Ratliff’s genius, as she’d told the skeleton staff of Dunnock, demanded his total seclusion from the world. She managed to avoid questions largely by claiming he was traveling for research, or for pleasure, for months at a time. If anyone interrupted her while she was writing, Jane claimed to be merely copying out the author’s notes.
She’d constructed an elaborate fiction, far more elaborate than the ones printed in cheap duodecimo volumes with Gothic typeface on the title page, the ones that found their way into housemaids’ garrets and respectable drawing rooms alike. Ratliff’s books had made her rich, but posing asRatliff’s assistant had given her something money and celebrity could not, something more valuable still. Believing her to be little more than a servant, people largely left her in peace.
Well, most people. Beneath her skirts, her toe began to tap as she glared at the stranger’s back. She could see nothing more of his face than the firm edge of a jaw that hadn’t been shaved that morning. His attention was still half-caught by the tapestry, which depicted some long-ago battle, the winning side led by the man who’d first been honored as the Earl of Magnus, so the story went.
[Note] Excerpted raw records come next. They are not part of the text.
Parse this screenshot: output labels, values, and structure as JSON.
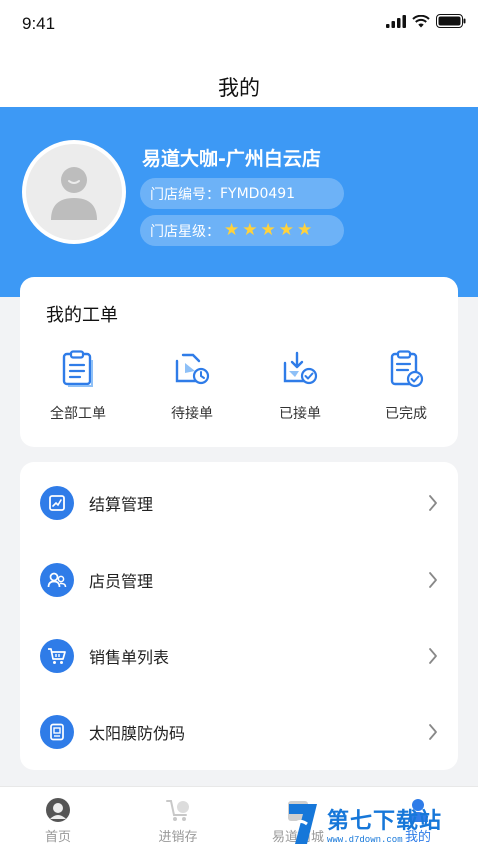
{
  "status_bar": {
    "time": "9:41"
  },
  "nav": {
    "title": "我的"
  },
  "profile": {
    "store_name": "易道大咖-广州白云店",
    "store_code_label": "门店编号：",
    "store_code": "FYMD0491",
    "store_rating_label": "门店星级：",
    "stars": 5
  },
  "orders": {
    "title": "我的工单",
    "items": [
      {
        "label": "全部工单",
        "icon": "clipboard-icon"
      },
      {
        "label": "待接单",
        "icon": "truck-clock-icon"
      },
      {
        "label": "已接单",
        "icon": "download-check-icon"
      },
      {
        "label": "已完成",
        "icon": "clipboard-check-icon"
      }
    ]
  },
  "menu": {
    "items": [
      {
        "label": "结算管理",
        "icon": "settlement-icon"
      },
      {
        "label": "店员管理",
        "icon": "staff-icon"
      },
      {
        "label": "销售单列表",
        "icon": "cart-icon"
      },
      {
        "label": "太阳膜防伪码",
        "icon": "code-card-icon"
      }
    ]
  },
  "tabs": [
    {
      "label": "首页",
      "icon": "home-avatar-icon"
    },
    {
      "label": "进销存",
      "icon": "cart-tab-icon"
    },
    {
      "label": "易道商城",
      "icon": "mall-icon"
    },
    {
      "label": "我的",
      "icon": "profile-icon"
    }
  ],
  "watermark": {
    "text": "第七下载站",
    "url": "www.d7down.com"
  },
  "colors": {
    "accent": "#3d99f5",
    "primary": "#2f7ce8",
    "star": "#ffd23c"
  }
}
“I was referring to Mr. Higginbotham,” he said. How could a man sound both lazy and impatient at once?
“There is no Mr. Higginbotham.” Out of habit, she dropped her gaze to the unrelieved black of her woolen dress and heaved a mournful sigh. “At least, not anymore.”
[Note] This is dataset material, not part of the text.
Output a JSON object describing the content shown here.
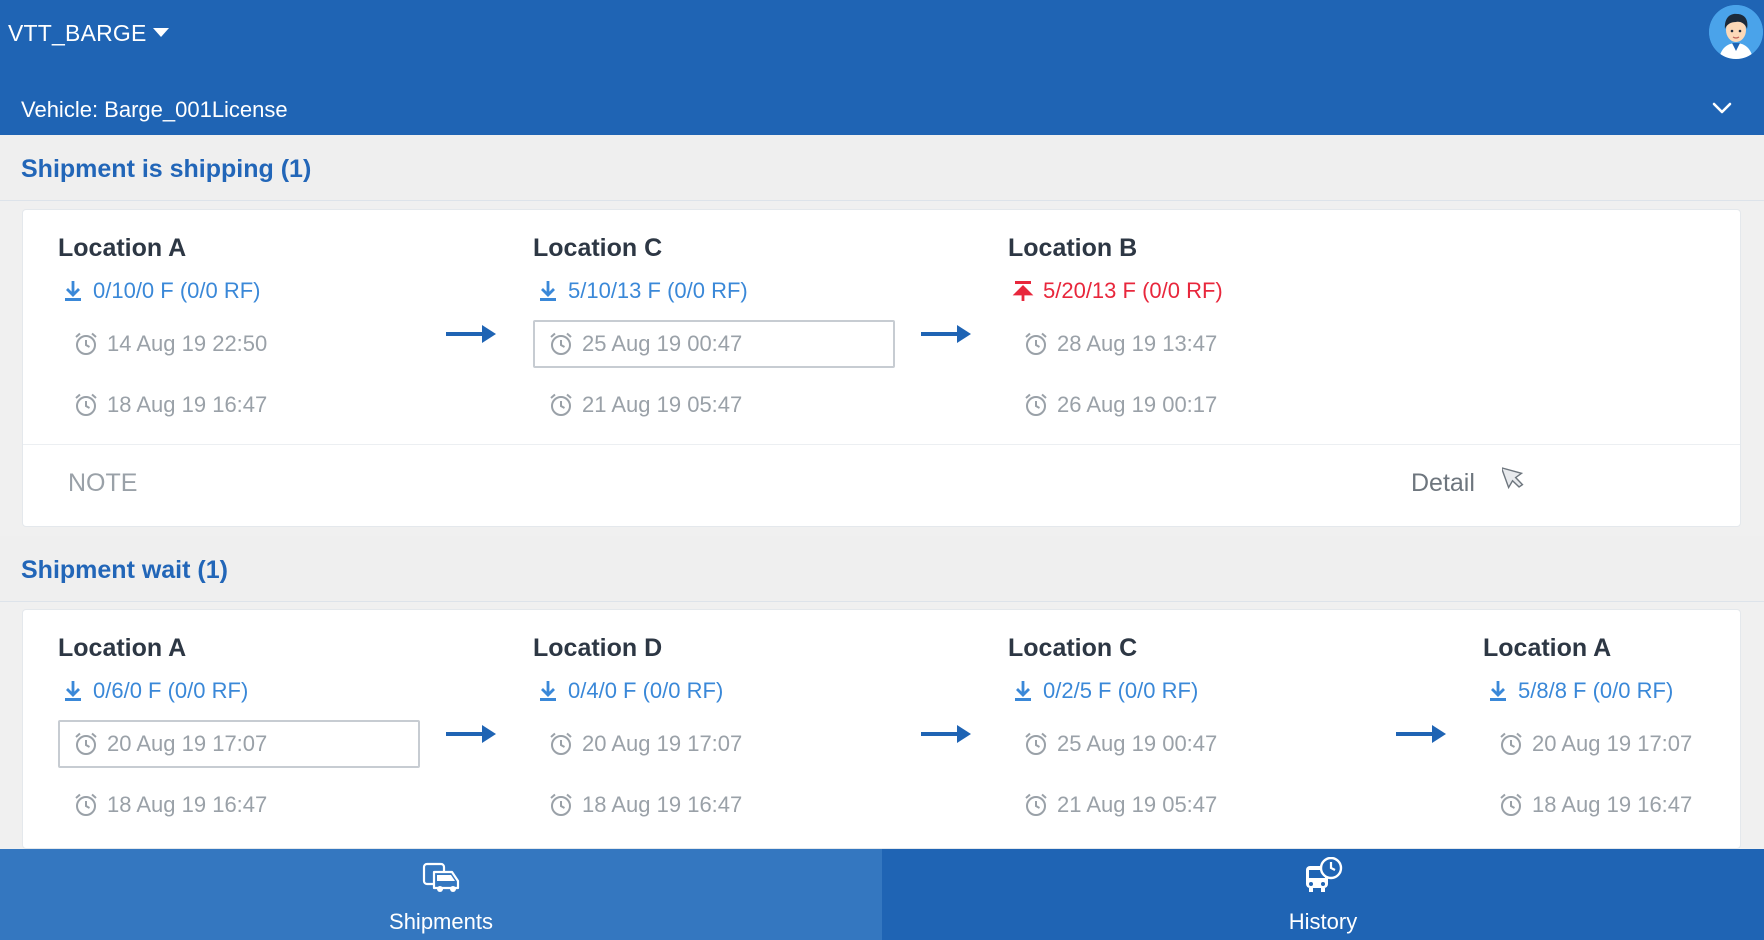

It was a show of sorrow she had made many times, and always to the purpose. After the initial murmuring of pity, people looked past a respectable widow in her weeds, even a young one. Which was exactly how Jane wanted it.
In truth, there had never been a Mr. Higginbotham. Jane had invented him too: the perfect man, as kind, as gentle, as unlike a Robin Ratliff character, either hero or villain, as she could make him. Most important, he’d been generous enough to leave her with a widow’s independence before she was even of age.
In addition to privacy, the assumed name of Mrs. Higginbotham also provided Jane with an extra measure of protection from anyone who wished her ill—or who would wish her ill, if they knew the truth. A society that frowned on female ambition. That threatening letter writer. Her family.
Not a soul from London to the Scottish Highlands recognized her as--
“Miss Quayle?”
At that, she jerked up her head. She had been so busy schooling her expression into something appropriately doleful, she had not realized the stranger had turned fully to face her. Now that he had doffed his hat, she could see his wavy dark brown hair and the thick brows that framed expressive hazel eyes.
A familiar face, and not only in the sense of easygoing. Known to her.
Or at least, known to the woman she had once been.
Bewilderment, surprise, disbelief skated across Lieutenant Thomas Sutherland’s sun-browned features as he took a tentative step toward her, one hand extended. She could almost fancy he had found something for which he’d long been searching and was afraid one false move might drive it away again.
Further evidence that her mind was prone to foolish fancies tonight.